Life and Lessons on Planet Earth
Videos around the topic of Environmental Change for Great North Museum: Hancock
The world’s most famous Diplodocus skeleton cast Dippy has made it safe and sound to Newcastle’s Great North Museum: Hancock and is currently on display wowing visitors young and old, where it will stay until October 6th.
With Dippy as a lure at one end of the museum, our brief was to produce a series of short videos around the topic of environmental change to educate visitors as they traveled through the museum. Dippy’s presence is especially pertinent to the content of these videos given we’re entering the sixth period of mass extinction. Each of the videos covers a different subject matter – Sea-Level Rise, Coal, Invasive Species and Extinction – and as such involved working with environmental scientists and researchers from Newcastle and Durham universities.

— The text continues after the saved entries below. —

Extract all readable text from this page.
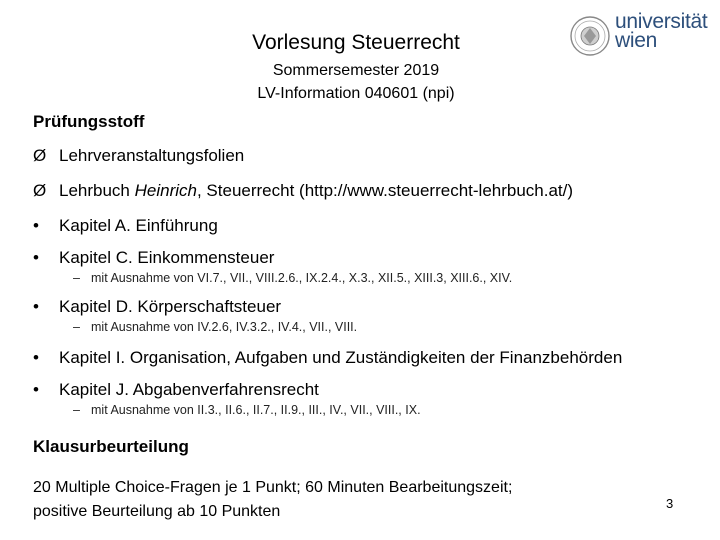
universität
wien
Vorlesung Steuerrecht
Sommersemester 2019
LV-Information 040601 (npi)
Prüfungsstoff
Ø Lehrveranstaltungsfolien
Ø Lehrbuch Heinrich, Steuerrecht (http://www.steuerrecht-lehrbuch.at/)
• Kapitel A. Einführung
• Kapitel C. Einkommensteuer
– mit Ausnahme von VI.7., VII., VIII.2.6., IX.2.4., X.3., XII.5., XIII.3, XIII.6., XIV.
• Kapitel D. Körperschaftsteuer
– mit Ausnahme von IV.2.6, IV.3.2., IV.4., VII., VIII.
• Kapitel I. Organisation, Aufgaben und Zuständigkeiten der Finanzbehörden
• Kapitel J. Abgabenverfahrensrecht
– mit Ausnahme von II.3., II.6., II.7., II.9., III., IV., VII., VIII., IX.
Klausurbeurteilung
20 Multiple Choice-Fragen je 1 Punkt; 60 Minuten Bearbeitungszeit;
positive Beurteilung ab 10 Punkten	3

Producing these videos seemed especially timely as it coincided with the recent Extinction Rebellion protests in cities across the UK, indeed an extinction rebellion event was held at the Museum alongside these animations. Much of what we learned whilst researching and speaking with the scientists involved was as worrying as you might expect – that is, deeply, deeply worrying – and we think it’s of prime importance that young people have the opportunity to learn about and engage with these global issues.
The videos will remain on display in the Great North Museum after Dippy has continued on his tour and will be shown in the Natural History Museum when Dippy returns to London. We sincerely hope that they’ll help to inspire the next generation of environmental activists as the environmental situation becomes ever more critical.